The case broke open over two months later when Ruperto Cloma, appellant’s brother, was arrested for cattle rustling. Ruperto revealed the location of a hidden buttless carbine and stated it was the weapon used by his brother, Pacifico Cloma, to kill Magbanua. Ballistic examination confirmed that empty shells and a slug recovered at the crime scene were fired from this carbine. Pacifico Cloma later surrendered and gave a sworn statement detailing his participation and implicating others, though he later retracted the parts about his co-conspirators.
ISSUE
The core issue is whether the evidence is sufficient to prove beyond reasonable doubt that Pacifico Cloma was one of the perpetrators of the murder.
RULING
The Supreme Court affirmed the conviction. The legal logic rests on the combination of positive identification and corroborating physical and circumstantial evidence, which collectively overcome the defense of alibi. Eyewitness Alberto Pancer positively identified Cloma as the unknown assailant who entered the house and fired the fatal carbine shots at Magbanua. This testimony was not bare assertion; it was decisively corroborated.
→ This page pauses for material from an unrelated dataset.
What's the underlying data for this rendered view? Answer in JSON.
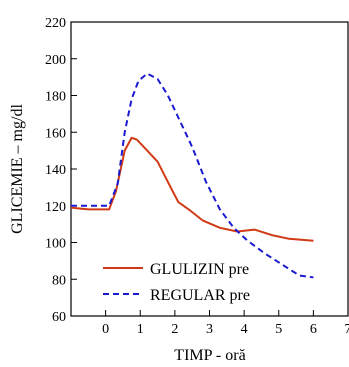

First, ballistic evidence provided scientific linkage: the empty shells and slug from the scene were conclusively matched to the specific buttless carbine (Exhibit J) that Ruperto Cloma stated his brother used. Second, Ruperto’s revelation, which led to the discovery of the hidden murder weapon, was a vital circumstantial link pointing to the appellant. Third, Cloma’s own extrajudicial confession (Exhibit D), sworn before a justice of the peace, contained detailed narrative facts—such as the meeting place, the valise used to transport the carbine, and the dinner at a specific house—that only a participant could know. The Court found his claim that the statement was coerced and not based on his own words unconvincing, as he affirmed its voluntariness and accuracy when questioned by the magistrate.
Against this strong, corroborated case for the prosecution, Cloma’s defense was merely an uncorroborated alibi—that he was at home in a different municipality at the time. The Court consistently holds that alibi is inherently weak and cannot prevail over positive identification, especially when, as here, the place of the crime was not shown to be so inaccessible as to make it impossible for the accused to have been present. The totality of evidence established his guilt as a principal by direct participation in the murder.